Andrew Lawton explains to Janine Milne how database security could prevent another T-Mobile-style data loss disaster
Q What are the particular issues with database security?
A The problems T-Mobile had recently [where one or more employees sold private customer details to third parties] show how there’s a lot of pressure to get more control over users. We’re hoping government will put stronger controls in place about data protection. If database administrators are corrupt, then they have complete power over data. The fact that T Mobile was unaware of the problem should be unacceptable.
We’ve seen a number of other cases where data has been sold. For example, there was a case of health information stolen from a private doctor on Harley Street, who had outsourced database management and that company outsourced again to India where a database administrator sold the data. A lot of companies are asking their outsourcers to prove what their staff are doing.
Q What singles you out from other players in the market?
A What we provide is like an IPS (intrusion prevention system) for databases – it’s like putting a firewall around a database. There are a set of rules that control access to the database even for privileged users. Everything can be built into the rule set. The software is real-time, so security faults are flagged immediately.

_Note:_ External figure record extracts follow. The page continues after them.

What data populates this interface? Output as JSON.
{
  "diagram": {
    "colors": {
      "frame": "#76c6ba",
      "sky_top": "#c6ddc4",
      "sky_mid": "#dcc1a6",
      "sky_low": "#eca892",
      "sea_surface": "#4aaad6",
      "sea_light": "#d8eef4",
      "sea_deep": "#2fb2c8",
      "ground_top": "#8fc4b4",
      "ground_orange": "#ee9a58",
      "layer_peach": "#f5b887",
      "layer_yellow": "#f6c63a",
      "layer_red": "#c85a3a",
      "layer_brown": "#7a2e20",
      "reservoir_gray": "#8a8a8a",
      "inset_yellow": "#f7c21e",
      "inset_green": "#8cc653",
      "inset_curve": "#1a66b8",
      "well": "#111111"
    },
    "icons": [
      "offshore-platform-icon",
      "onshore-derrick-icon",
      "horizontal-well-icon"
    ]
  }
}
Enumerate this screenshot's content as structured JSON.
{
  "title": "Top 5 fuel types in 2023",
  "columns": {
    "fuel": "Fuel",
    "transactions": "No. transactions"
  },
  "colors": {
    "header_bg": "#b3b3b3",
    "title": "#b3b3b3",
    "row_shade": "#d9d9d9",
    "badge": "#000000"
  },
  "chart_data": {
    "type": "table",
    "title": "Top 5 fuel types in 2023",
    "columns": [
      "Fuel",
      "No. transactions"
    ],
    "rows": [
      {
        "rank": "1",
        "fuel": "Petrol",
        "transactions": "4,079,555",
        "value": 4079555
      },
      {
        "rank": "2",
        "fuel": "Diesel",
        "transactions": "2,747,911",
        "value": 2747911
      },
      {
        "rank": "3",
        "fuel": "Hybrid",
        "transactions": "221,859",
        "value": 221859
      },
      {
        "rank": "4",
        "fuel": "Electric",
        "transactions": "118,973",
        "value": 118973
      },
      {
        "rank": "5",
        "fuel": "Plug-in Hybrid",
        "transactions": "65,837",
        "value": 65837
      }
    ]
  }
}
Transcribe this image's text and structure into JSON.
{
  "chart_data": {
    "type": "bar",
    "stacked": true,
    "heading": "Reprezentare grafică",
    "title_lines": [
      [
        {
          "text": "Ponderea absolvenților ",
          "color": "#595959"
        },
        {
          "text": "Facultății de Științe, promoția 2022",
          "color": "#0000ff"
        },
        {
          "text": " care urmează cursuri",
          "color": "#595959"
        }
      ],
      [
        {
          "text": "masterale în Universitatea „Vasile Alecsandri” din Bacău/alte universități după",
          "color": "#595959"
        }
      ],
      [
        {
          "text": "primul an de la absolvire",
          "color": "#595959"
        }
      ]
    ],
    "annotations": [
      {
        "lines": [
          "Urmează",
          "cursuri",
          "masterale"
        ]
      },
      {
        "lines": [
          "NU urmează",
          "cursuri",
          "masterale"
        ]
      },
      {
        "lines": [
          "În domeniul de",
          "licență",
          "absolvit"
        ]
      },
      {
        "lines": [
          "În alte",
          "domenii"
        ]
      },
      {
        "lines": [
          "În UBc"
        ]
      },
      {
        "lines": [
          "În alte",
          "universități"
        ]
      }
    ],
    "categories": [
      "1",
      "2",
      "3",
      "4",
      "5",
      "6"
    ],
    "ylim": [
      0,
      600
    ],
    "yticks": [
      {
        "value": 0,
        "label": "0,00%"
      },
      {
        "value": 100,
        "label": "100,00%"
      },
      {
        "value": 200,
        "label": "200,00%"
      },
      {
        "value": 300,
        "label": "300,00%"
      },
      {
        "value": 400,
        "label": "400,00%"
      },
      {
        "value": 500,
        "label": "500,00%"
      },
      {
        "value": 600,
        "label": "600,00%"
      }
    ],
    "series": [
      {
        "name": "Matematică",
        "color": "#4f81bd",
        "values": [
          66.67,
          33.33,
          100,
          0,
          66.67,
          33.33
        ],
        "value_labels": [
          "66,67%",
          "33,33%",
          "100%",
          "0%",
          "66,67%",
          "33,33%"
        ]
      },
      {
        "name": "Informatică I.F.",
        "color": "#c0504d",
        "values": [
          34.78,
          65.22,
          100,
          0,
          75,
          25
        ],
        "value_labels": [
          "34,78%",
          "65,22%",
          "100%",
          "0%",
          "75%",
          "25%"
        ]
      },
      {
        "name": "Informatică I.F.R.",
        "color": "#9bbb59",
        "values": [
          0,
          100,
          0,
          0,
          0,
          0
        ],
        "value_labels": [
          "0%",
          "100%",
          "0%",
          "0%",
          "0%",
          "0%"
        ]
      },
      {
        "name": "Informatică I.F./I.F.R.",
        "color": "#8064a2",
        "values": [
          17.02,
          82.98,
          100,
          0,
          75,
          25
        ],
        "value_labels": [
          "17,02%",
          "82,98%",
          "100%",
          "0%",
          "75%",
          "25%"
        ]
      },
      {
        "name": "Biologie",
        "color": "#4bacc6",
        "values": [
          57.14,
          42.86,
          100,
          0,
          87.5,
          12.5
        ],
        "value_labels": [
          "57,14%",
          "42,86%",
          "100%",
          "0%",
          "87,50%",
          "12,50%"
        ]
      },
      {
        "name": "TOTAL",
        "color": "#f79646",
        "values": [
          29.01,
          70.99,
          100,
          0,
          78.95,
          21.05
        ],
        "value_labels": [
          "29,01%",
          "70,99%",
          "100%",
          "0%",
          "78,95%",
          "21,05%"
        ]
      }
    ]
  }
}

There are a lot of other players in security, but few in database security that do what we do in the way we do it. We control the centre – the database access management and control – and there are few competitors in that space. We are real-time and have 100% connection between users and actions in the database. Often applications people pool IDs and then it’s very difficult to track one individual user. So from a SOX (Sarbanes Oxley) or PCI compliance perspective, if you need to absolutely track users’ activity, you can do it against set of rules. We can group users or go down to an individual level, whereas other companies don’t go down to the individual level.
Q Given the high-profile disasters, such as the T-Mobile example, is database security becoming something that is an easy sell to corporates?
A It is becoming easier. People realise that the level of control that is available has benefits. We talk to four sets of people: security, audit people, compliance people and business/IT operations. The market is seeing it as best practice, so auditors are picking up on that and seeing that DBAs shouldn’t have control over how DBAs work – it should be a different set of people. There’s also the issue of brand protection – T-Mobile is a brilliant example of this.
Protecting the database should be best practice, and that has happened in Italy, Turkey and Russia because of legislation. The separation of data is not clear in European data privacy laws but it is in SOX. If you look at what’s happening in the marketplace, a Verizon report said 90% of database infringement was due to cybercrime. An SQL injection attack allows you to manipulate a database and set up as a super user. If there’s no separation between DBAs and others, no one would notice; an outside threat is delivered as an inside threat. 95% of all activity is aimed at getting data from databases.
Q Where are your key markets?
A Key sectors for us are finance and telcos and to a certain extent retail, though retail is not as strong a market partly because PCI is not a strong a driver as you’d expect it to be. The thing that’s driven them is brand awareness. We’re talking to a large retailer who has two main projects currently: PCI and loyalty cards. Our technology is applicable to both, but it is protecting the loyalty card data that they are interested in.
We’re well-established within EMEA with a good customer base. We’re stronger in Italy and Turkey and the Middle East than in the UK, mainly because of compliance legislation in those countries. In Italy, the Mafia bribed a database administrator to get data, which is why there is a strong uptake there for our database security products in that market. In the UK market we are strong in certain areas such as big banking customers that are doing well. Some customers see database security as best practice. More and more often we see it as part of companies’ fraud avoidance or risk mitigation strategies, so customers are making it part of their own internal best practice.
Q What was business like through the recession and how do you see the year ahead?
A It is a relatively big ticket item so probably through 2009 people were not starting new projects, and were focusing on consolidation and improving efficiency. I think we’ve gone through that process and there’s now a bit of a light at the end of the tunnel and companies are looking at new products and one of them is definitely database security. The strategy for 2010 is to educate the market.